A more complex credit derivative such as a synthetic CDO is nothing more than a mini-bank. We show this at Figure 2. The asset-liability profiles are remarkably similar. Just as investors can decide whether they want to be at the extreme end of a bank’s risk-reward profile, by holding its equity, or at the lowest risk investment by holding the secured debt, so they can also decide whether they want to hold CDO equity or a senior tranche. In either case, the asset will be marked down in a market correction, as we are seeing now. Of course secondary market liquidity is higher for bank-issued securities than CDO securities, which is an issue for consideration. But the underlying fundamentals are identical. The product itself is not the source of losses; rather, profit or loss is a function of the quality of the assets in the vehicle – be it bank or CDO. For an investor to blame losses on the CDO and state that it is a bad product is as valid as saying that a bank is a flawed “product” that causes losses.

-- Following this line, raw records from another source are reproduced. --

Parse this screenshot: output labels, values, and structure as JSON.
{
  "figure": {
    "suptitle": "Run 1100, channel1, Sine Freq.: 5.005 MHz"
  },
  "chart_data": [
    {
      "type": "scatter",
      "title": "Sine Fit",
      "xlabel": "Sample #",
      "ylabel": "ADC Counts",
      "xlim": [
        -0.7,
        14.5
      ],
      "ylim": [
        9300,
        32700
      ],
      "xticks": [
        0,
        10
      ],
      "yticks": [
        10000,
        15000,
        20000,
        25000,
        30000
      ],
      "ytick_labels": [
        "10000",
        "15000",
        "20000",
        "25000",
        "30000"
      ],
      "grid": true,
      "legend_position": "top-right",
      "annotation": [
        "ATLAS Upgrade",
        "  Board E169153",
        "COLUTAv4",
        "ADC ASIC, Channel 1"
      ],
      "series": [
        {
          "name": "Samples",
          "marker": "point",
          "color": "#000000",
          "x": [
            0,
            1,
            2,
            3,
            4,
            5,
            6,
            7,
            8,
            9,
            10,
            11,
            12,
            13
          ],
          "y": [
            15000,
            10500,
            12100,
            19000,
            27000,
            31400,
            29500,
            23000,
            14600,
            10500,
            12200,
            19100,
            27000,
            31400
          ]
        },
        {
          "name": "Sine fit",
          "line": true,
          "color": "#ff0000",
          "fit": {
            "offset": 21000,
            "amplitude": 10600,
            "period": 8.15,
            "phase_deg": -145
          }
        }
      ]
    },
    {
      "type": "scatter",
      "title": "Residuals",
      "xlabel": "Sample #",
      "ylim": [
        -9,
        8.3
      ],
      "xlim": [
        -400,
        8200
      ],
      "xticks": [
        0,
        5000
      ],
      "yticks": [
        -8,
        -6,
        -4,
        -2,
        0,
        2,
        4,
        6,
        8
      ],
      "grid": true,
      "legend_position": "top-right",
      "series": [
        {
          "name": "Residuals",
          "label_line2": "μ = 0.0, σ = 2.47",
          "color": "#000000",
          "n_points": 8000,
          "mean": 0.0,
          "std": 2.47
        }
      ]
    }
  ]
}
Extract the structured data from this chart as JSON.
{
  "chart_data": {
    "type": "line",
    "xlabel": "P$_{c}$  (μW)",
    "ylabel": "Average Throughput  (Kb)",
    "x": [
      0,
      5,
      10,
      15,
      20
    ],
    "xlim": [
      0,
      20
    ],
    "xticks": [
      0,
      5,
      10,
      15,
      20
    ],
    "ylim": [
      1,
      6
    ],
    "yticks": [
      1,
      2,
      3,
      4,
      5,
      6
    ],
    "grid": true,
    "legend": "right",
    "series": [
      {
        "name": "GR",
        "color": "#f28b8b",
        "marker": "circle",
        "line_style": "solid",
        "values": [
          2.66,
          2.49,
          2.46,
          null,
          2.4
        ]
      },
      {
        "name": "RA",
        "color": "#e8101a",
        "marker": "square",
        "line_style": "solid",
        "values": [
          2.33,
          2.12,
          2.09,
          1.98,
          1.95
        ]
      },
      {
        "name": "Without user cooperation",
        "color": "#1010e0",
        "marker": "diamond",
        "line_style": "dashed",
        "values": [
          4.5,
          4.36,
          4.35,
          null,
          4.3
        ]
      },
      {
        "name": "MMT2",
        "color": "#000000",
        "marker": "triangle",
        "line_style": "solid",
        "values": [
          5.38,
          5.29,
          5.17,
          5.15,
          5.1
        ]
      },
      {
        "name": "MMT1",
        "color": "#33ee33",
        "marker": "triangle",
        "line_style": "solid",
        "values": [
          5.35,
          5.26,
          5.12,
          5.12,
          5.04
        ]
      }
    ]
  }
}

The benefits to financial markets and the global economy of securitisation and credit derivatives are obvious and, in the case of ABS, of long-standing. The advantages are still being derived now, albeit not in the traditional sense. Currently banks are combining credit derivatives with securitisation technology to undertake Basel regulatory capital relief trades over the year-end. These are in effect short-term securitisation transactions. The banks do not need to find investors for cash ABS in this instance, but merely trade in the wholesale banking markets. This is a further example of the product class aiding more efficient bank balance sheet management.

Conclusion
The ability to transfer credit risk, whether by CDS or securitisation, will always be important. In a market of greater investor confidence, the search for yield will mean that ABS securities will be in demand again. No-one would seek to predict a time when the market upturn will begin, but one prediction we can make safely is that investors will not be happy to hold T-bills for ever. When that time comes, structured credit products will be at the forefront of another bull market run.